Psalm 45:6-7: “Your throne, O God, is forever and ever; a scepter of righteousness is the scepter of Your kingdom. You love righteousness and hate wickedness; therefore God, Your God, has anointed You with the oil of gladness more than all Your companions.”
Revelation 11:15-18: “Then the seventh angel sounded; and there were loud voices in heaven, saying, “The kingdoms of this world have become the kingdoms of our Lord and of His Christ, and He shall reign forever and ever!” And the twenty-four elders who sat before God on their thrones fell on their faces and worshiped God, saying: “We give You thanks, O Lord God Almighty, the One who is and who was and who is to come, because You have taken Your great power and reigned. The nations were angry, and Your wrath has come. And the time of the dead, that they should be judged, and that You should reward Your servants the prophets and the saints, and those who fear Your name, small and great, and should destroy those who destroy the earth.”
Psalm 45:13-15: “The royal daughter is all glorious within the palace; her clothing is woven with gold.
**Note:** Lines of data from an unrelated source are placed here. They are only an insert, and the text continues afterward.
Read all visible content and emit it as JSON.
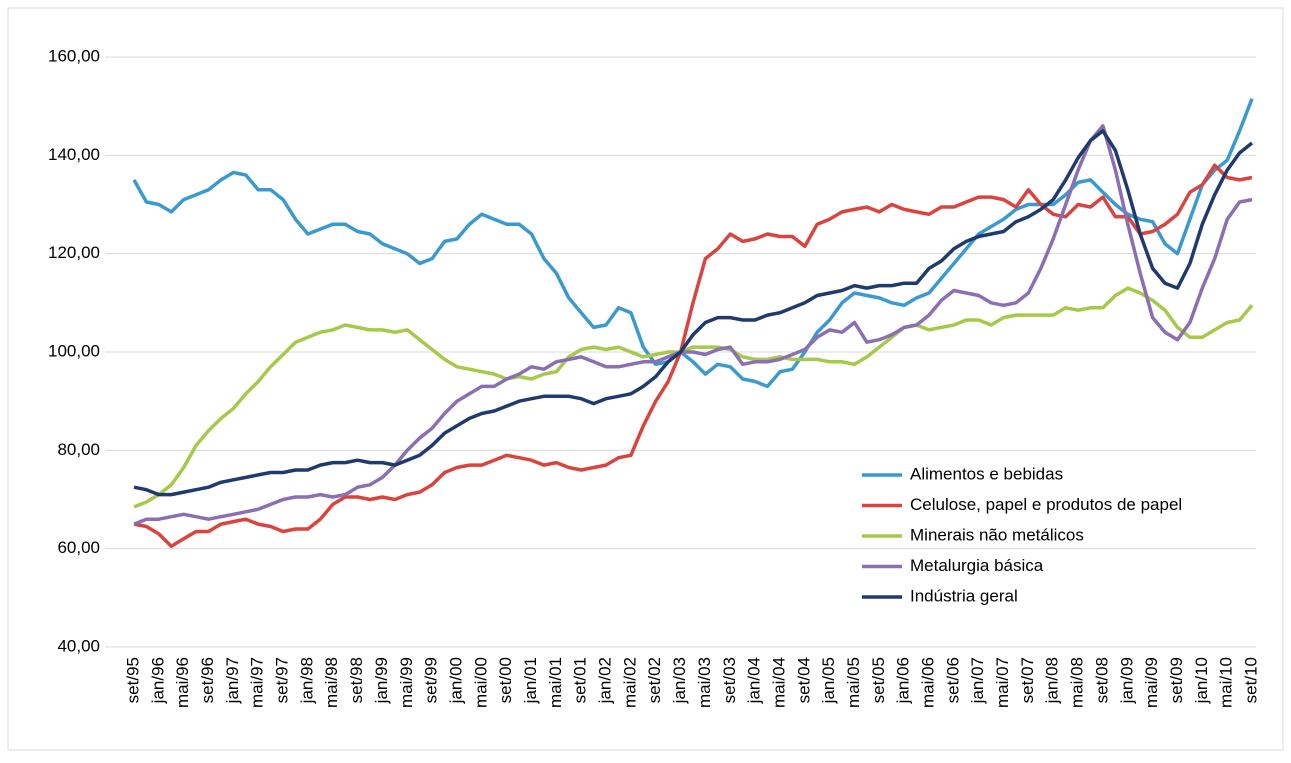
{
  "chart_data": {
    "type": "line",
    "categories": [
      "set/95",
      null,
      "jan/96",
      null,
      "mai/96",
      null,
      "set/96",
      null,
      "jan/97",
      null,
      "mai/97",
      null,
      "set/97",
      null,
      "jan/98",
      null,
      "mai/98",
      null,
      "set/98",
      null,
      "jan/99",
      null,
      "mai/99",
      null,
      "set/99",
      null,
      "jan/00",
      null,
      "mai/00",
      null,
      "set/00",
      null,
      "jan/01",
      null,
      "mai/01",
      null,
      "set/01",
      null,
      "jan/02",
      null,
      "mai/02",
      null,
      "set/02",
      null,
      "jan/03",
      null,
      "mai/03",
      null,
      "set/03",
      null,
      "jan/04",
      null,
      "mai/04",
      null,
      "set/04",
      null,
      "jan/05",
      null,
      "mai/05",
      null,
      "set/05",
      null,
      "jan/06",
      null,
      "mai/06",
      null,
      "set/06",
      null,
      "jan/07",
      null,
      "mai/07",
      null,
      "set/07",
      null,
      "jan/08",
      null,
      "mai/08",
      null,
      "set/08",
      null,
      "jan/09",
      null,
      "mai/09",
      null,
      "set/09",
      null,
      "jan/10",
      null,
      "mai/10",
      null,
      "set/10"
    ],
    "series": [
      {
        "name": "Alimentos e bebidas",
        "color": "#3a9ad0",
        "values": [
          135,
          130.5,
          130,
          128.5,
          131,
          132,
          133,
          135,
          136.5,
          136,
          133,
          133,
          131,
          127,
          124,
          125,
          126,
          126,
          124.5,
          124,
          122,
          121,
          120,
          118,
          119,
          122.5,
          123,
          126,
          128,
          127,
          126,
          126,
          124,
          119,
          116,
          111,
          108,
          105,
          105.5,
          109,
          108,
          101,
          97.5,
          98,
          100,
          98,
          95.5,
          97.5,
          97,
          94.5,
          94,
          93,
          96,
          96.5,
          100,
          104,
          106.5,
          110,
          112,
          111.5,
          111,
          110,
          109.5,
          111,
          112,
          115,
          118,
          121,
          124,
          125.5,
          127,
          129,
          130,
          130,
          130,
          132,
          134.5,
          135,
          132.5,
          130,
          128,
          127,
          126.5,
          122,
          120,
          127,
          134,
          137,
          139,
          145,
          151.5
        ]
      },
      {
        "name": "Celulose, papel e produtos de papel",
        "color": "#d9443e",
        "values": [
          65,
          64.5,
          63,
          60.5,
          62,
          63.5,
          63.5,
          65,
          65.5,
          66,
          65,
          64.5,
          63.5,
          64,
          64,
          66,
          69,
          70.5,
          70.5,
          70,
          70.5,
          70,
          71,
          71.5,
          73,
          75.5,
          76.5,
          77,
          77,
          78,
          79,
          78.5,
          78,
          77,
          77.5,
          76.5,
          76,
          76.5,
          77,
          78.5,
          79,
          85,
          90,
          94,
          100,
          110,
          119,
          121,
          124,
          122.5,
          123,
          124,
          123.5,
          123.5,
          121.5,
          126,
          127,
          128.5,
          129,
          129.5,
          128.5,
          130,
          129,
          128.5,
          128,
          129.5,
          129.5,
          130.5,
          131.5,
          131.5,
          131,
          129.5,
          133,
          130,
          128,
          127.5,
          130,
          129.5,
          131.5,
          127.5,
          127.5,
          124,
          124.5,
          126,
          128,
          132.5,
          134,
          138,
          135.5,
          135,
          135.5
        ]
      },
      {
        "name": "Minerais não metálicos",
        "color": "#a6c94a",
        "values": [
          68.5,
          69.5,
          71,
          73,
          76.5,
          81,
          84,
          86.5,
          88.5,
          91.5,
          94,
          97,
          99.5,
          102,
          103,
          104,
          104.5,
          105.5,
          105,
          104.5,
          104.5,
          104,
          104.5,
          102.5,
          100.5,
          98.5,
          97,
          96.5,
          96,
          95.5,
          94.5,
          95,
          94.5,
          95.5,
          96,
          99,
          100.5,
          101,
          100.5,
          101,
          100,
          99,
          99.5,
          100,
          100,
          101,
          101,
          101,
          100.5,
          99,
          98.5,
          98.5,
          99,
          98.5,
          98.5,
          98.5,
          98,
          98,
          97.5,
          99,
          101,
          103,
          105,
          105.5,
          104.5,
          105,
          105.5,
          106.5,
          106.5,
          105.5,
          107,
          107.5,
          107.5,
          107.5,
          107.5,
          109,
          108.5,
          109,
          109,
          111.5,
          113,
          112,
          110.5,
          108.5,
          105,
          103,
          103,
          104.5,
          106,
          106.5,
          109.5
        ]
      },
      {
        "name": "Metalurgia básica",
        "color": "#8b6fb3",
        "values": [
          65,
          66,
          66,
          66.5,
          67,
          66.5,
          66,
          66.5,
          67,
          67.5,
          68,
          69,
          70,
          70.5,
          70.5,
          71,
          70.5,
          71,
          72.5,
          73,
          74.5,
          77,
          80,
          82.5,
          84.5,
          87.5,
          90,
          91.5,
          93,
          93,
          94.5,
          95.5,
          97,
          96.5,
          98,
          98.5,
          99,
          98,
          97,
          97,
          97.5,
          98,
          98,
          99,
          100,
          100,
          99.5,
          100.5,
          101,
          97.5,
          98,
          98,
          98.5,
          99.5,
          100.5,
          103,
          104.5,
          104,
          106,
          102,
          102.5,
          103.5,
          105,
          105.5,
          107.5,
          110.5,
          112.5,
          112,
          111.5,
          110,
          109.5,
          110,
          112,
          117,
          123,
          130,
          137,
          143,
          146,
          137,
          126,
          116,
          107,
          104,
          102.5,
          106,
          113,
          119,
          127,
          130.5,
          131
        ]
      },
      {
        "name": "Indústria geral",
        "color": "#1e3a6e",
        "values": [
          72.5,
          72,
          71,
          71,
          71.5,
          72,
          72.5,
          73.5,
          74,
          74.5,
          75,
          75.5,
          75.5,
          76,
          76,
          77,
          77.5,
          77.5,
          78,
          77.5,
          77.5,
          77,
          78,
          79,
          81,
          83.5,
          85,
          86.5,
          87.5,
          88,
          89,
          90,
          90.5,
          91,
          91,
          91,
          90.5,
          89.5,
          90.5,
          91,
          91.5,
          93,
          95,
          98,
          100,
          103.5,
          106,
          107,
          107,
          106.5,
          106.5,
          107.5,
          108,
          109,
          110,
          111.5,
          112,
          112.5,
          113.5,
          113,
          113.5,
          113.5,
          114,
          114,
          117,
          118.5,
          121,
          122.5,
          123.5,
          124,
          124.5,
          126.5,
          127.5,
          129,
          131,
          135,
          139.5,
          143,
          145,
          141,
          133,
          124,
          117,
          114,
          113,
          118,
          126,
          132,
          137,
          140.5,
          142.5
        ]
      }
    ],
    "ylim": [
      40,
      160
    ],
    "yticks": [
      {
        "value": 40,
        "label": "40,00"
      },
      {
        "value": 60,
        "label": "60,00"
      },
      {
        "value": 80,
        "label": "80,00"
      },
      {
        "value": 100,
        "label": "100,00"
      },
      {
        "value": 120,
        "label": "120,00"
      },
      {
        "value": 140,
        "label": "140,00"
      },
      {
        "value": 160,
        "label": "160,00"
      }
    ],
    "grid": true,
    "legend": "lower-right"
  }
}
She shall be brought to the King in robes of many colors; the virgins, her companions who follow her, shall be brought to You. With gladness and rejoice they shall be brought; they shall enter the King’s palace.”
Revelation 19:7-9: “Let us be glad and rejoice and give Him glory, for the marriage of the Lamb has come, and His wife has made herself ready.” And to her it was granted to be arrayed in fine linen, clean and bright, for the fine linen is the righteous acts of the saints. Then he said to me, “Write: ‘Blessed are those who are called to the marriage supper of the Lamb!'” And he said to me, “These are the true sayings of God.””
There are two images that a reader can see from the context of Psalm 45. One is the image of a foreign princess who has abandoned her heathen identity and chosen to join herself in marriage to a godly king and to take the identity of being an Israelite despite her foreign heritage. There is a brave young woman facing the unknown as she strives to obey God in a loving covenantal relationship with a (hopefully) righteous king of the line of David. The other image is that of a godly believer abandoning the corrupt ways of this world and seeing to follow God faithfully, looking forward to eternal life and the wedding supper of the Lamb of God, who came to take the sins of the world away with His first coming and comes to conquer the unrighteous with His second coming. Ultimately, these two visions are not that different. The masterful psalmist of Psalm 45 manages to write a song that is applicable both to a foreign-born princess facing a new life as a believer in Israel as well as that of all believers who are called to overcome their background and to seek to be a citizen of the Jerusalem that is above. May we all be counted worthy to be numbered among the guests of the wedding supper of Jesus Christ, with this psalm on our lips.